Shares of Affimed N.V. (NASDAQ:AFMD) are rising sharply on Wednesday following the company's release of a clinical update regarding one of its pipeline candidates. As of 1:40 p.m. EST, Affimed's stock was up by 15.2% after rising by as much as 20.7% earlier in the day.
Affimed NV is investigating AFM13 as a treatment for relapsed or refractory CD30-positive peripheral T-cell lymphoma (PTCL). Today, the company announced that it would continue enrolling patients for a phase 2 clinical trial for AFM13 after a preplanned interim futility analysis demonstrated positive results.
The analysis showed that the response rate in cohort A in the trial achieved a predefined threshold for the continuation of the study. Meanwhile, the response rate in cohort B was comparable enough to that of cohort A to justify combining both into a single cohort.

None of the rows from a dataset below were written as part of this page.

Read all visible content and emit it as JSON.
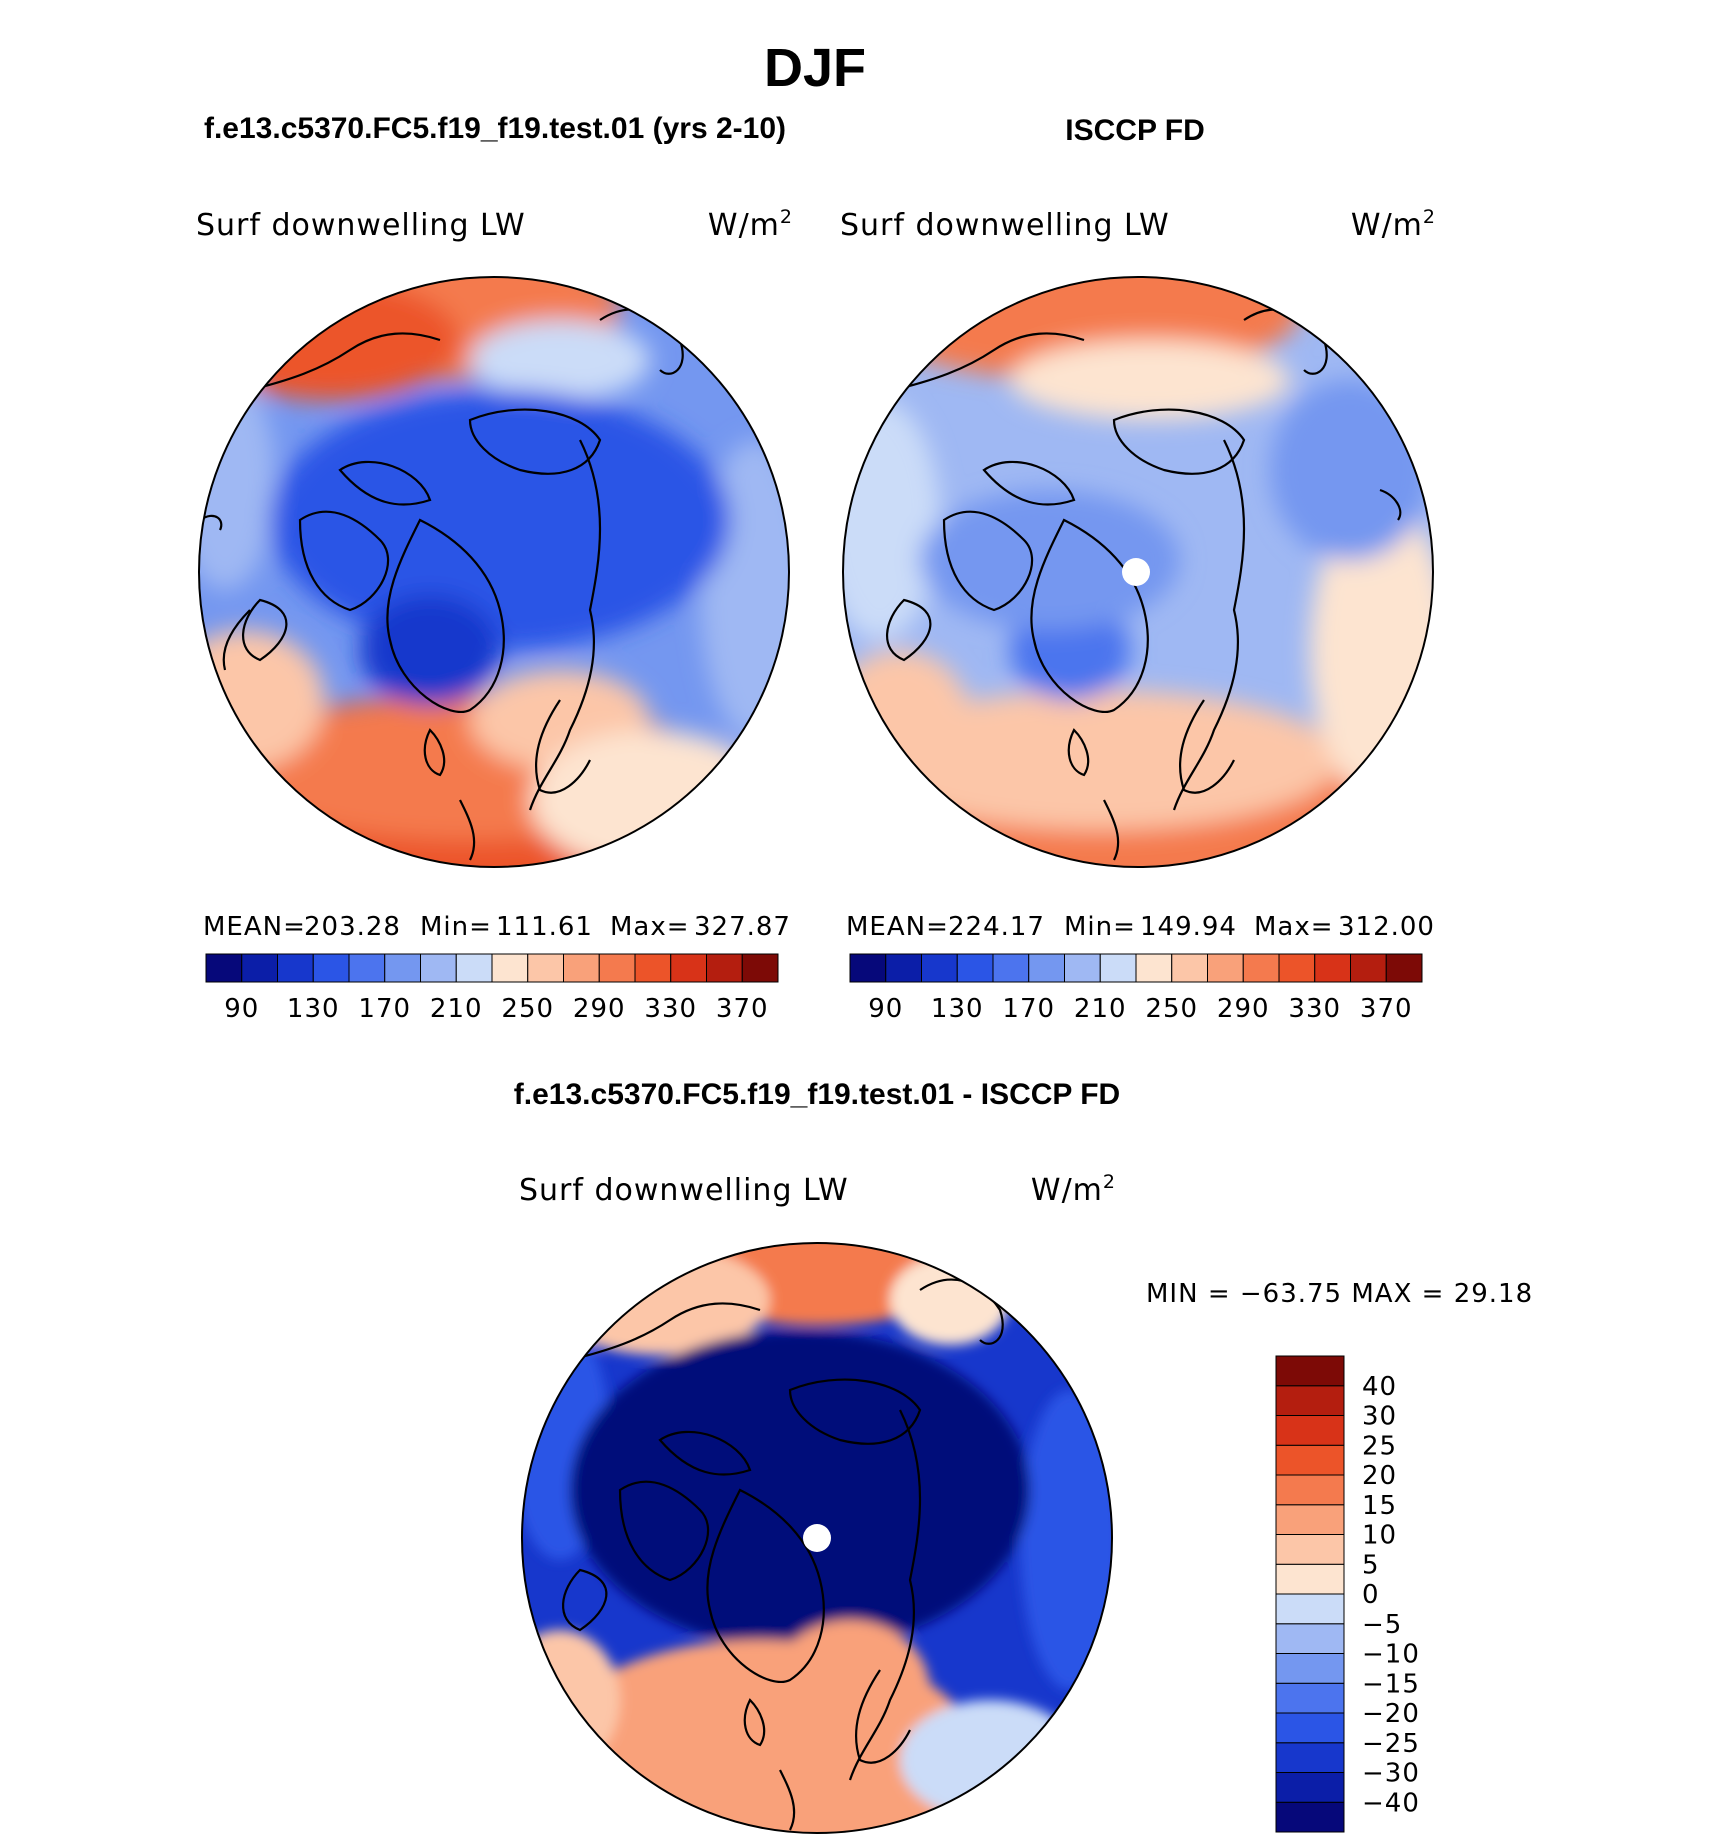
{
  "figure_title": "DJF",
  "panels": [
    {
      "title": "f.e13.c5370.FC5.f19_f19.test.01 (yrs 2-10)",
      "variable": "Surf downwelling LW",
      "units_base": "W/m",
      "units_exp": "2",
      "stats": {
        "mean_label": "MEAN=",
        "mean": "203.28",
        "min_label": "Min=",
        "min": "111.61",
        "max_label": "Max=",
        "max": "327.87"
      }
    },
    {
      "title": "ISCCP FD",
      "variable": "Surf downwelling LW",
      "units_base": "W/m",
      "units_exp": "2",
      "stats": {
        "mean_label": "MEAN=",
        "mean": "224.17",
        "min_label": "Min=",
        "min": "149.94",
        "max_label": "Max=",
        "max": "312.00"
      }
    }
  ],
  "diff_panel": {
    "title": "f.e13.c5370.FC5.f19_f19.test.01 - ISCCP FD",
    "variable": "Surf downwelling LW",
    "units_base": "W/m",
    "units_exp": "2",
    "minmax_text": "MIN = −63.75 MAX =  29.18"
  },
  "horizontal_colorbar": {
    "colors": [
      "#06087a",
      "#0b1ea8",
      "#1737cc",
      "#2b55e6",
      "#4c74ee",
      "#7497f0",
      "#9fb8f3",
      "#cbdcf8",
      "#fde4d0",
      "#fcc6a8",
      "#f9a17a",
      "#f47a4e",
      "#ec5429",
      "#d83318",
      "#b41e0f",
      "#7d0a06"
    ],
    "tick_labels": [
      "90",
      "130",
      "170",
      "210",
      "250",
      "290",
      "330",
      "370"
    ]
  },
  "vertical_colorbar": {
    "colors_bottom_to_top": [
      "#06087a",
      "#0b1ea8",
      "#1737cc",
      "#2b55e6",
      "#4c74ee",
      "#7497f0",
      "#9fb8f3",
      "#cbdcf8",
      "#fde4d0",
      "#fcc6a8",
      "#f9a17a",
      "#f47a4e",
      "#ec5429",
      "#d83318",
      "#b41e0f",
      "#7d0a06"
    ],
    "tick_labels_top_to_bottom": [
      "40",
      "30",
      "25",
      "20",
      "15",
      "10",
      "5",
      "0",
      "−5",
      "−10",
      "−15",
      "−20",
      "−25",
      "−30",
      "−40"
    ]
  },
  "chart_data": [
    {
      "type": "heatmap",
      "title": "f.e13.c5370.FC5.f19_f19.test.01 (yrs 2-10)",
      "variable": "Surf downwelling LW",
      "units": "W/m2",
      "projection": "north polar stereographic",
      "levels": [
        90,
        110,
        130,
        150,
        170,
        190,
        210,
        230,
        250,
        270,
        290,
        310,
        330,
        350,
        370
      ],
      "mean": 203.28,
      "min": 111.61,
      "max": 327.87
    },
    {
      "type": "heatmap",
      "title": "ISCCP FD",
      "variable": "Surf downwelling LW",
      "units": "W/m2",
      "projection": "north polar stereographic",
      "levels": [
        90,
        110,
        130,
        150,
        170,
        190,
        210,
        230,
        250,
        270,
        290,
        310,
        330,
        350,
        370
      ],
      "mean": 224.17,
      "min": 149.94,
      "max": 312.0
    },
    {
      "type": "heatmap",
      "title": "f.e13.c5370.FC5.f19_f19.test.01 - ISCCP FD",
      "variable": "Surf downwelling LW",
      "units": "W/m2",
      "projection": "north polar stereographic",
      "levels": [
        -40,
        -30,
        -25,
        -20,
        -15,
        -10,
        -5,
        0,
        5,
        10,
        15,
        20,
        25,
        30,
        40
      ],
      "min": -63.75,
      "max": 29.18
    }
  ]
}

According to the study's principal investigator Won Seog Kim, PTCL is an aggressive and difficult-to-treat form of cancer that requires new therapeutic options. Affimed's AFM13 takes a different approach than most other cancer therapies. The goal of this treatment is to restore "a patient's innate immune system function."
If Affimed's AFM13 proves safe and effective in clinical trials, it could turn into a cash cow for the company. But there is still a long road ahead for this pipeline candidate, and there are still significant obstacles for the company to overcome. Further, Affimed currently has no products on the market. With that in mind, and while it might be worth keeping an eye on Affimed, I think it is too early to initiate a position in this healthcare stock.